To determine the impact of the intervention on prescribing for pediatric UTIs, KPCO researchers conducted an interrupted time-series analysis to compare prescribing before and after the implementation date (January 2014 to September 2018).

Among the 2,142 outpatient UTIs identified (1,636 pre-intervention and 506 post-intervention), after adjusting for clustering of UTIs within treating clinicians, the analysis found that the proportion of UTIs treated with first-line antibiotics increased from 43.4% pre-intervention to 62.4% post-intervention (P < .0001). Use of cephalexin increased from 28.9% to 53% (P < .0001), while use of the second-line antibiotic cefexime decreased from 17.3% to 2.6% (P < .0001). The changes were sustained for 1 year after the intervention. Researchers also observed a decrease in the average antibiotic treatment duration.

The authors note that the design of the study prevents them from inferring that the intervention caused the change in prescribing, and that it's not possible to determine which components were associated with the improvements.

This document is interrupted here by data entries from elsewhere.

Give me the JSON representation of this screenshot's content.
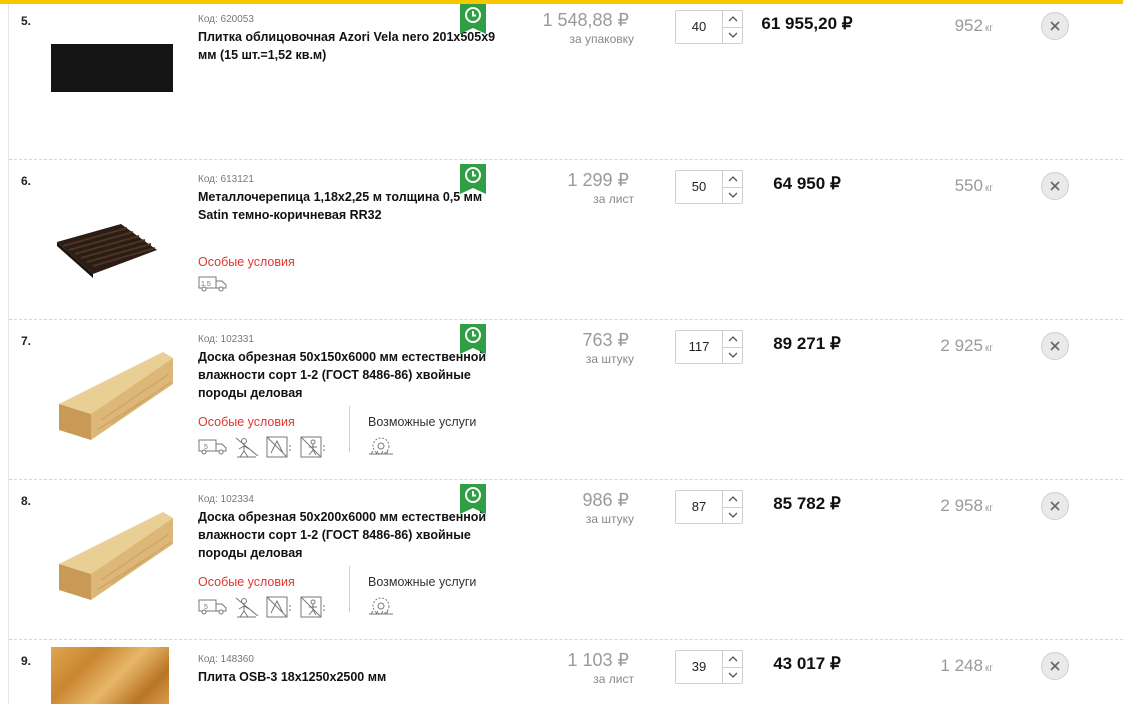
{
  "currency": "₽",
  "colors": {
    "accent_yellow": "#f6c800",
    "badge_green": "#2f9e44",
    "special_red": "#e0342f"
  },
  "items": [
    {
      "index": "5.",
      "code": "Код: 620053",
      "title": "Плитка облицовочная Azori Vela nero 201x505x9 мм (15 шт.=1,52 кв.м)",
      "price": "1 548,88 ₽",
      "unit": "за упаковку",
      "qty": "40",
      "total": "61 955,20 ₽",
      "weight": "952",
      "weight_unit": "кг",
      "special": "",
      "services": ""
    },
    {
      "index": "6.",
      "code": "Код: 613121",
      "title": "Металлочерепица 1,18x2,25 м толщина 0,5 мм Satin темно-коричневая RR32",
      "price": "1 299 ₽",
      "unit": "за лист",
      "qty": "50",
      "total": "64 950 ₽",
      "weight": "550",
      "weight_unit": "кг",
      "special": "Особые условия",
      "services": "",
      "truck_badge": "1.5"
    },
    {
      "index": "7.",
      "code": "Код: 102331",
      "title": "Доска обрезная 50x150x6000 мм естественной влажности сорт 1-2 (ГОСТ 8486-86) хвойные породы деловая",
      "price": "763 ₽",
      "unit": "за штуку",
      "qty": "117",
      "total": "89 271 ₽",
      "weight": "2 925",
      "weight_unit": "кг",
      "special": "Особые условия",
      "services": "Возможные услуги",
      "truck_badge": "5"
    },
    {
      "index": "8.",
      "code": "Код: 102334",
      "title": "Доска обрезная 50x200x6000 мм естественной влажности сорт 1-2 (ГОСТ 8486-86) хвойные породы деловая",
      "price": "986 ₽",
      "unit": "за штуку",
      "qty": "87",
      "total": "85 782 ₽",
      "weight": "2 958",
      "weight_unit": "кг",
      "special": "Особые условия",
      "services": "Возможные услуги",
      "truck_badge": "5"
    },
    {
      "index": "9.",
      "code": "Код: 148360",
      "title": "Плита OSB-3 18x1250x2500 мм",
      "price": "1 103 ₽",
      "unit": "за лист",
      "qty": "39",
      "total": "43 017 ₽",
      "weight": "1 248",
      "weight_unit": "кг",
      "special": "",
      "services": ""
    }
  ]
}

They conclude, "Despite the limitations inherent in a nonexperimental study design, the methods and interventions developed in the current study may be informative to other learning health systems and other content areas when conducting organization-wide quality improvement initiatives."
Mar 3 Pediatrics abstract


Funding for new drug-resistant malaria treatments announced

The European & Developing Countries Clinical Trials Partnership (EDCTP) announced today that it will invest €21.9 million (US $24.5 million) to combat drug-resistant malaria in Africa and address other areas of urgent need in malaria treatment.

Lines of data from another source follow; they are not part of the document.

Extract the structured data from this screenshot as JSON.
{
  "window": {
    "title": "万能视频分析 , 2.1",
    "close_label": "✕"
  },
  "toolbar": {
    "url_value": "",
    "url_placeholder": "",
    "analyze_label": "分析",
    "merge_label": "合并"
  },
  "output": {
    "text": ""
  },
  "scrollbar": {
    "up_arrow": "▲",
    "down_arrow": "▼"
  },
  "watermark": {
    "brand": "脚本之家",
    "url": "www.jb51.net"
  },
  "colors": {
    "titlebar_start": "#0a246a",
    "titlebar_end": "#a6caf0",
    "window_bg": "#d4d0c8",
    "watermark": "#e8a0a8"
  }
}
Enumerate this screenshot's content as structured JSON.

The EDCTP grant, awarded to the new PAMAfrica consortium led by the Medicines for Malaria Venture (MMV), will support a clinical trial for new combinations of compounds for treating complicated and uncomplicated malaria that fully active against artemisinin-resistant strains. Two other trials will assess a rapid-acting treatment for severe malaria and a new malaria treatment for malnourished babies.

MMV, drug maker Novartis, and other partners will provide an additional €22 million (US $24.6 million) over 5 years.

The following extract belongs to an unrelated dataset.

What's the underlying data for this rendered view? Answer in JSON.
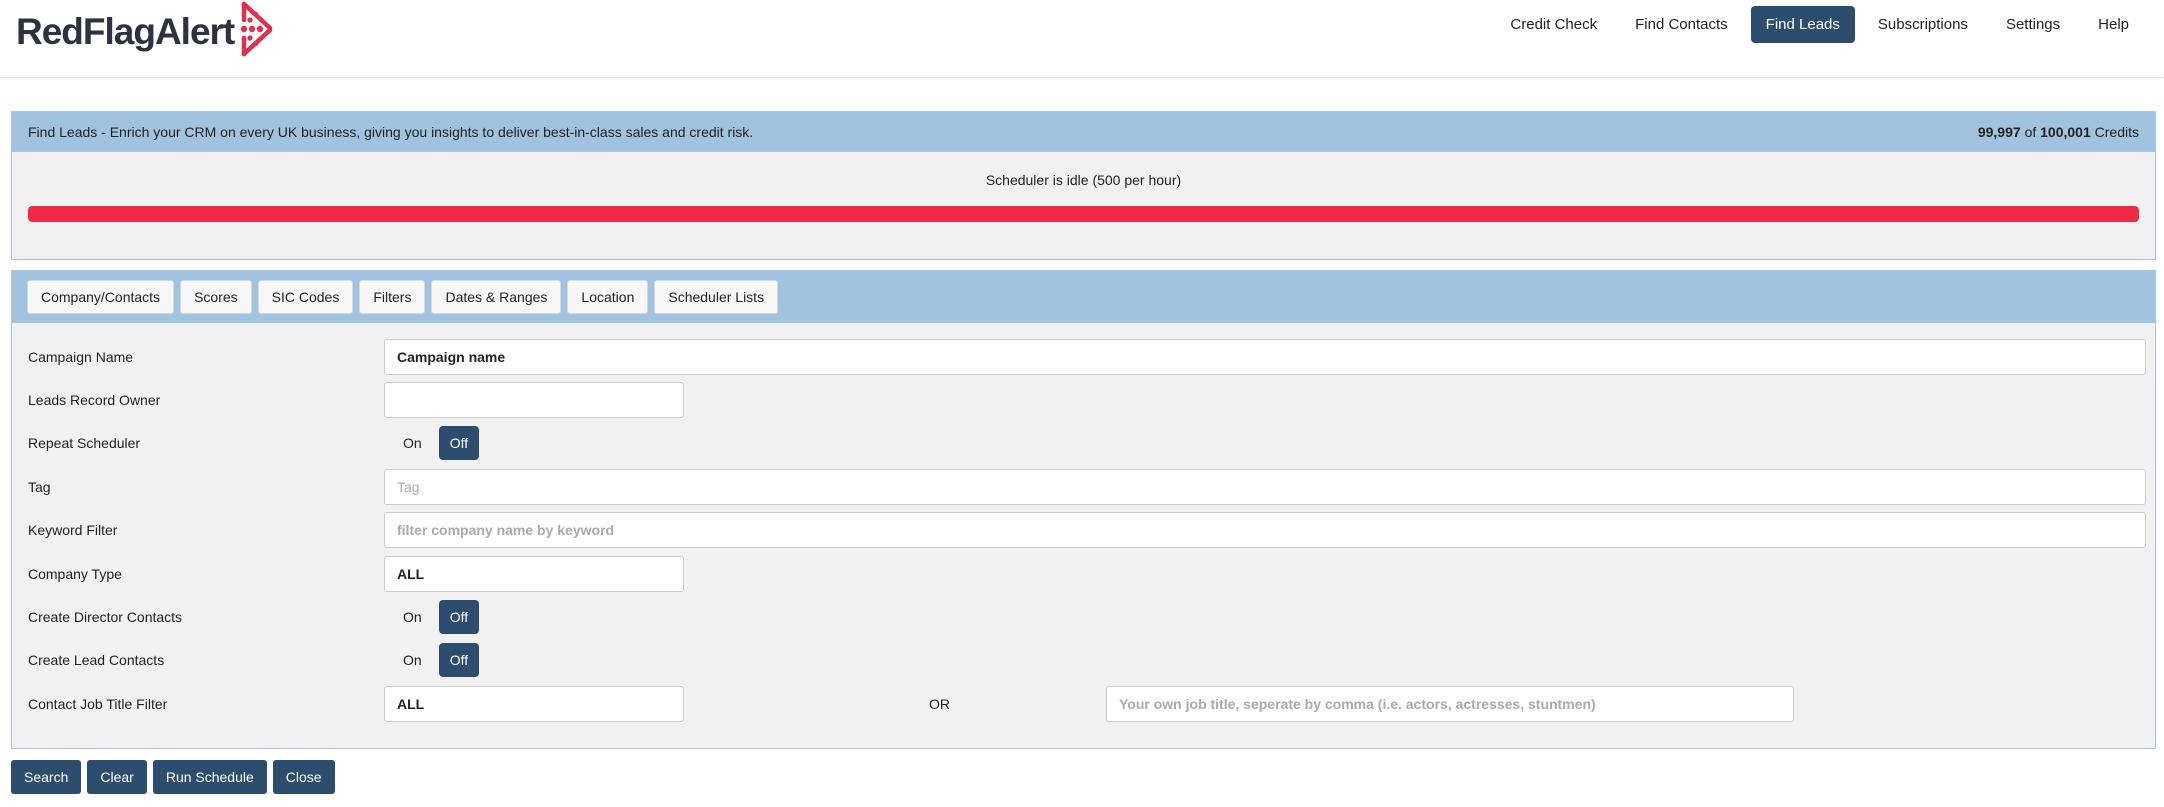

"Antimalarial drug resistance, originally seen in Southeast Asia, is being reported in Africa and may threaten current treatments," MMV Chief Scientific Officer Timothy Wells, PhD, said in a joint news release from EDCTP, MMV, and Novartis. "It is important to have new therapies that are active against this emerging threat of resistance."

The PAMAfrica consortium includes Novartis and research organizations from Burkina Faso, Gabon, Germany, Mozambique, Spain, and Uganda.